The third factor to which Israel attributes the demise of the nuclear agreement is Iran’s continued terrorist activity. The plot exposed by the Mossad earlier this year, when it issued a recording of an interrogation it conducted on Iranian soil of a senior Islamic Revolutionary Guard Corps official who revealed plans to attack diplomats in Europe and especially an American general, generated shocked reaction in Western capitals and in particular Washington. “This critical mass — including efforts to quell ongoing domestic protests by killing demonstrators, among them women and children — helped [Russian President Vladimir] Putin’s continued killing of Ukrainian civilians, and Iran’s continued engagement in global terrorism made the signing of the agreement impossible,” said the senior Israeli intelligence source.
During the crucial weeks when negotiations with Iran seemed headed for conclusion, Barnea was frank in telling US officials that he knew they had already made up their minds to sign, but that new information had come to light in the interim. Even as the Americans, according to Israeli sources, listened and deliberated, they witnessed the above-mentioned developments taking place in front of their eyes. The deal was dead in the water, and unlikely to resurface any time soon.
Nonetheless, this is hardly a victory for Israel.
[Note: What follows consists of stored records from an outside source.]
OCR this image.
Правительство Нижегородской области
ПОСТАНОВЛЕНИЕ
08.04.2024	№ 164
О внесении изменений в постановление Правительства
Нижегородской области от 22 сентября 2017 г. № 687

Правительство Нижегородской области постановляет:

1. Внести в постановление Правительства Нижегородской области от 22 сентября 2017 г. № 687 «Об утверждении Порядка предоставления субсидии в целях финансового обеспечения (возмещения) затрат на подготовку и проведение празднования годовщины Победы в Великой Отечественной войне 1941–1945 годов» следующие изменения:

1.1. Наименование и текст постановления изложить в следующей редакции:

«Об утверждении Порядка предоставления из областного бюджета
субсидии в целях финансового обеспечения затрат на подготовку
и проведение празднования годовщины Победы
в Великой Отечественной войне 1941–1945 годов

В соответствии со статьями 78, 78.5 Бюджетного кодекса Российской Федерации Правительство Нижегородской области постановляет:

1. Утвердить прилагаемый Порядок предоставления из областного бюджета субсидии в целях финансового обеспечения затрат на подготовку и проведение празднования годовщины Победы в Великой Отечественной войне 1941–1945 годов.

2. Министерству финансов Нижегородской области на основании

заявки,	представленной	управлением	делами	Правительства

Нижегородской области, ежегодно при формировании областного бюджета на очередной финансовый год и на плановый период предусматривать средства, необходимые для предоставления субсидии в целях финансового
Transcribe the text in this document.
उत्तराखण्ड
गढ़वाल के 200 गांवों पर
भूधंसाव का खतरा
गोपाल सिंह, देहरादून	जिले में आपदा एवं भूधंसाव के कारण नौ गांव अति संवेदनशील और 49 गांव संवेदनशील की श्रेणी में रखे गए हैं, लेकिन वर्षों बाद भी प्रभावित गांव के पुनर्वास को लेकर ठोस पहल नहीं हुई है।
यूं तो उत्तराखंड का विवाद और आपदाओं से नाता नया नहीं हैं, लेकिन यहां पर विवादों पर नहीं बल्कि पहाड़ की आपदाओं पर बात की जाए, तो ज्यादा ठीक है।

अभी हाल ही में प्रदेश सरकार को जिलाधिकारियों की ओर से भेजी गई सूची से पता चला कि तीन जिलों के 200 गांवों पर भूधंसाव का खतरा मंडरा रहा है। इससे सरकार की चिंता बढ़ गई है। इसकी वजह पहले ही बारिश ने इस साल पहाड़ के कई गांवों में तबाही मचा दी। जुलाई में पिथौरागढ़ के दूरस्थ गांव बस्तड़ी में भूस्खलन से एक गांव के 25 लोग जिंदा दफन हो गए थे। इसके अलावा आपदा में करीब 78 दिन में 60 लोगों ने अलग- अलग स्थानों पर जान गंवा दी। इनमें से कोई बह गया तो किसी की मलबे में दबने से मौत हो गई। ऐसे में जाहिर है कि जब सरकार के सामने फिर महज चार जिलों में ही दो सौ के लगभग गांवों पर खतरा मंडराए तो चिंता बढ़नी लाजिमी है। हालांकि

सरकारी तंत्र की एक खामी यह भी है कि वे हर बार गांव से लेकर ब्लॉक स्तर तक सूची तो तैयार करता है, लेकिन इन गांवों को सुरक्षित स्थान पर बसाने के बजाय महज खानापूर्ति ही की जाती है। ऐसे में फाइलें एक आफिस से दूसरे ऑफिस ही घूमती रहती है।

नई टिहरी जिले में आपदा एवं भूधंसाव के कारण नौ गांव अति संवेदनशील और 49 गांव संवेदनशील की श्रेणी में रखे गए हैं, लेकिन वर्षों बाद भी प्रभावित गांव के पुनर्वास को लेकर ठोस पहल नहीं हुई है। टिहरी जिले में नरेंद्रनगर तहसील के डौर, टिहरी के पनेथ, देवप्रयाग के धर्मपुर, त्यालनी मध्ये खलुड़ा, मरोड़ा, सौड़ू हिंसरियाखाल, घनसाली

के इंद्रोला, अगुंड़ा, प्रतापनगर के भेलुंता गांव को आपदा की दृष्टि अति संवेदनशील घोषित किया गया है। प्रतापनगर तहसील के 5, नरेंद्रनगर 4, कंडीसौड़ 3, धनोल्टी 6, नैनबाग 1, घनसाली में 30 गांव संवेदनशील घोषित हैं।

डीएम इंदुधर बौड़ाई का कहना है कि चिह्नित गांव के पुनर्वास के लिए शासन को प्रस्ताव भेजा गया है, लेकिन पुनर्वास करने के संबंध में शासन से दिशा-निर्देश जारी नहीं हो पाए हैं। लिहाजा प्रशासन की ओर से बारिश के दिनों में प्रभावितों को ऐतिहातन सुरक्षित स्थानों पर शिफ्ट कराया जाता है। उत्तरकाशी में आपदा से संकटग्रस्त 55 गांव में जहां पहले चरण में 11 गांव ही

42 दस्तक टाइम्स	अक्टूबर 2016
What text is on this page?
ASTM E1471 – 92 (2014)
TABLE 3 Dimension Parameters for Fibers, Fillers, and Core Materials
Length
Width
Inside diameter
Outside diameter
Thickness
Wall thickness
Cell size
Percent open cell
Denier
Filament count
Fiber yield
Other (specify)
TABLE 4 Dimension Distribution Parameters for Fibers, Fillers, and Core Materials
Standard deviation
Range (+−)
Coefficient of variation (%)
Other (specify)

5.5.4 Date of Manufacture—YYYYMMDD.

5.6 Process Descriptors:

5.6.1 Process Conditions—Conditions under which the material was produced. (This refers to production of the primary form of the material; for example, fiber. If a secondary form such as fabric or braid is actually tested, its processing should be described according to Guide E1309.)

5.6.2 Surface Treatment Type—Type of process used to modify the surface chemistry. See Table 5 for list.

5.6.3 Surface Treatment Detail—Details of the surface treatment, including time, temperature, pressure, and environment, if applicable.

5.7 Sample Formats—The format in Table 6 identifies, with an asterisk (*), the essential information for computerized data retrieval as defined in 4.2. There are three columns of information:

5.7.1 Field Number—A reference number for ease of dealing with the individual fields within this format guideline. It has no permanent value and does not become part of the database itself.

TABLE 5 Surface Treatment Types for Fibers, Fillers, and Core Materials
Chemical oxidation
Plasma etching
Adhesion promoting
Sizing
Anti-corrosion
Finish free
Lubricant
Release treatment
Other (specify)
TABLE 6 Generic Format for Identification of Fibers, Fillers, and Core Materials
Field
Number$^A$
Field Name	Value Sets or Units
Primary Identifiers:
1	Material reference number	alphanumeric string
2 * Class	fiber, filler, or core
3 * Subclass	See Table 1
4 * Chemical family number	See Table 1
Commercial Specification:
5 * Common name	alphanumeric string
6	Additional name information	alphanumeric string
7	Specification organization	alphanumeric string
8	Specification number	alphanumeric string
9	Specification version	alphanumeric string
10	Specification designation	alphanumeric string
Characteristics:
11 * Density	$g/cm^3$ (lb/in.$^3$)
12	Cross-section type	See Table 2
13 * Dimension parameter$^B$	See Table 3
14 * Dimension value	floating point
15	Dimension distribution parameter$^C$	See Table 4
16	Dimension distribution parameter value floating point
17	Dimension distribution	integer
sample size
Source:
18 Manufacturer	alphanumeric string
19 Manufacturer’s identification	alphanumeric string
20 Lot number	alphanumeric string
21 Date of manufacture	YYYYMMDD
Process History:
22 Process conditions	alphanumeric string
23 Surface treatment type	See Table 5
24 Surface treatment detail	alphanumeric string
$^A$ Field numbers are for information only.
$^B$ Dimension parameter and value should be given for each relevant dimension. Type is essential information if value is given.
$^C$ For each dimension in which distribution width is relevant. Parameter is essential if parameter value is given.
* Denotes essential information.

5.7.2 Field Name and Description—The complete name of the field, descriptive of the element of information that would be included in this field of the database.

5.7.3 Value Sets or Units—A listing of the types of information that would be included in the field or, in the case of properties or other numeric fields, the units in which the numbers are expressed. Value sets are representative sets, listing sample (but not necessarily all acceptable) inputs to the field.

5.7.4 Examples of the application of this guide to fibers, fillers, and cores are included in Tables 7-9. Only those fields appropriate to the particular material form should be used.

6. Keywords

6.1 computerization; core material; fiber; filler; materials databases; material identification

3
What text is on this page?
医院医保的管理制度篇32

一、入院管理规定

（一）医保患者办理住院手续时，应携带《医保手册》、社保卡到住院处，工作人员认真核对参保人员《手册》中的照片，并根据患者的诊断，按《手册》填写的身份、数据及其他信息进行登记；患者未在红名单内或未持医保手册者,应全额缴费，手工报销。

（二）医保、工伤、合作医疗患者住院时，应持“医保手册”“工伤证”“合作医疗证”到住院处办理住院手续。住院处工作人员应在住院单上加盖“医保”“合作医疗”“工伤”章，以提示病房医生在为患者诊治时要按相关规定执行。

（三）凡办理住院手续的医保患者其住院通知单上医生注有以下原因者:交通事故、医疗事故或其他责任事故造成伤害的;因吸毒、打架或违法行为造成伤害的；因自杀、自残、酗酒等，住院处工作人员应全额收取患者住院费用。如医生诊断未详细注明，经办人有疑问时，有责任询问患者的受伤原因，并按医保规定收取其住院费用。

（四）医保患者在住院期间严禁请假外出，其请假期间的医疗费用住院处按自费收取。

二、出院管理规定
Citing Israeli sources, Haaretz reported today that Iran could employ the same technology it uses for the missiles in its space program to make ballistic missiles carrying nuclear warheads and significantly expand the range of its conventional missiles. At the same time, Iran’s uranium enrichment is now at its most advanced stage ever. The incoming Netanyahu government is shaping up as the most extreme in Israeli history and risks losing a significant measure of international legitimacy. In the United States, meanwhile, Democrats are looking ahead to the 2024 presidential elections. These developments do not augur well for Israel, and especially not for Netanyahu, who has turned the Iran issue into a mainstay of his agenda. Absent an agreement with world powers, Iran is realizing its ambitions to become a nuclear power.